After I became a follower of Jesus, I went to Sri Lanka on a mission trip and was going to Mozambique by myself. I end up having to stay at a hotel in Johannesburg by myself. Johannesburg is pretty rough. I was probably the only blonde American in who knows how many miles. I stayed in a hotel far from the airport because I didn’t know there was a closer one. I thought,
“They might kill me here. I don’t know if I’ll make it through tonight. This is a heart check. This is real. Do I have something worth living for and something worth dying for?”

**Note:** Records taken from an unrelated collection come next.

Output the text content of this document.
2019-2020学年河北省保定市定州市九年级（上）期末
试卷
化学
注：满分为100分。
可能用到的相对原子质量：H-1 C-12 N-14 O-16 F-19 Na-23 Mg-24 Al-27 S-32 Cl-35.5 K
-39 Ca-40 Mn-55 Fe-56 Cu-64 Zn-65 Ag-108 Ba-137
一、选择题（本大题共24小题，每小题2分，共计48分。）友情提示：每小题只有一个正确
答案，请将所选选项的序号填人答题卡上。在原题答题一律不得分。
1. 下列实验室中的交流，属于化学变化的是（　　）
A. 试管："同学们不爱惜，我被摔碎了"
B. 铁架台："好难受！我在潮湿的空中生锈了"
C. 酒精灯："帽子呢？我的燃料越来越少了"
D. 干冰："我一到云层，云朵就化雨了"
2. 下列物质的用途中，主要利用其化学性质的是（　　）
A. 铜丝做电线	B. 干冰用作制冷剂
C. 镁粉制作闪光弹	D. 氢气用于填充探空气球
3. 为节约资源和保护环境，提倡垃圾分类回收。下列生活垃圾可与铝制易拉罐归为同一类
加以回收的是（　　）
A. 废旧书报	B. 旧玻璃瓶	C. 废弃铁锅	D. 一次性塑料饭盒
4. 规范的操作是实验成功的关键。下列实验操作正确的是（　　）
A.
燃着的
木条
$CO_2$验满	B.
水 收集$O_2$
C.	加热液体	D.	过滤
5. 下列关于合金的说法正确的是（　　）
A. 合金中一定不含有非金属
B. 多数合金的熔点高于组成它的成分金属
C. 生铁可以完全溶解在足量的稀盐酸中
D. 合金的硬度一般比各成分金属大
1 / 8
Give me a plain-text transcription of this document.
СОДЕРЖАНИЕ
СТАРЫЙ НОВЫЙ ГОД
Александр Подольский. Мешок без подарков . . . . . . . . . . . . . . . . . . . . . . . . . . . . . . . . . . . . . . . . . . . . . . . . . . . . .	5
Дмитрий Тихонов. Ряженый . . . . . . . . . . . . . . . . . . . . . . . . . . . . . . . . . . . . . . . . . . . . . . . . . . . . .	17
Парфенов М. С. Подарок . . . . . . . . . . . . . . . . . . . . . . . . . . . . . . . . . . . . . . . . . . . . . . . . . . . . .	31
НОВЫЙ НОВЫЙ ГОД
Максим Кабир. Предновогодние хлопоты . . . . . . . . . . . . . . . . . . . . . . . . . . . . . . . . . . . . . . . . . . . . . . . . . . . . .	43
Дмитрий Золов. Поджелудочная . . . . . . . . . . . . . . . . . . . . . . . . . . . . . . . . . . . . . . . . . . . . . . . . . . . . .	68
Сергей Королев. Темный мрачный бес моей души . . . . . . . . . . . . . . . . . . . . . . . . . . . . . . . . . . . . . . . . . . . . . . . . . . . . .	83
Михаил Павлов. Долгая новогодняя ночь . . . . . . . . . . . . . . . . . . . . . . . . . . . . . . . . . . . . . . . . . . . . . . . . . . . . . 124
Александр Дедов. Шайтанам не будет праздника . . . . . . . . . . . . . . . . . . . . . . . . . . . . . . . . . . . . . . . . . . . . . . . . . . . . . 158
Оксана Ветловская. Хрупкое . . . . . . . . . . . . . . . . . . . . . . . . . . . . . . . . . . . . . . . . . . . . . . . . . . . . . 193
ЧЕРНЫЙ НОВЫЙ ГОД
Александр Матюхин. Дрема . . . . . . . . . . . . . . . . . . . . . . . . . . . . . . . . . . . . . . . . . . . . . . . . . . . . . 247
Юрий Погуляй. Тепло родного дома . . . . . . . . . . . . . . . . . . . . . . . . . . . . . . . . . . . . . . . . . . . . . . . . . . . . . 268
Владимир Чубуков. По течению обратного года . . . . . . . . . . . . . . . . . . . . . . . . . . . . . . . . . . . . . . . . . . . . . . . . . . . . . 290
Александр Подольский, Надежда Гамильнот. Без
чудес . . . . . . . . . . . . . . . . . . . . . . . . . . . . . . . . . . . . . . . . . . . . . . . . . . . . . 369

We get so distracted with our Starbucks and our friendships, what we’re doing throughout the day, that we don’t think about our destiny. Did I get too distracted to live my destiny? Someone once said to me, “My biggest fear for you is you’re going to arrive at the end of your life and realize you’ve blown past your destiny.” I’m really grateful for this time to pause, hold our horses, reboot, reset, and evaluate what we’re doing with our time and our lives. This is a time to consider what really matters.
"Is He worthy of it all, or is that just something I sing on Sundays?"
As I drove from Illinois to Nashville, I got this image of the people on the East Coast who landed here and decided to go west. They packed up their wagons, and as the road got harder and their path got narrower, they had to unload stuff because it wasn’t worth taking with them. They couldn’t take it with them. It was a place they’d never been, a place they’d never seen, but they had their sights set on it. They said, “We’ve gone too far to turn back now.” When do we reach that point with God, where we’ve gone too far to turn back? When are we willing to let go of our own stuff because we’re convinced that what He has waiting for us is worth the trip and worth the loss?
Paul said, “To live is Christ and to die is gain.” According to Paul, he was good either way. He lived in service to Christ and he died to go home to Heaven with Him, and he was fine with either one at any time.
For a while, I was writing down 3 things every night that I was grateful for. It’s easy for me to start off the morning being grateful, because I love mornings, but in the evenings, I just need to continually be thanking God in all seasons for all things. Even in persecution — and what’s our persecution? Our iPad is dying? — but even in our worst circumstances, we have something to be grateful for.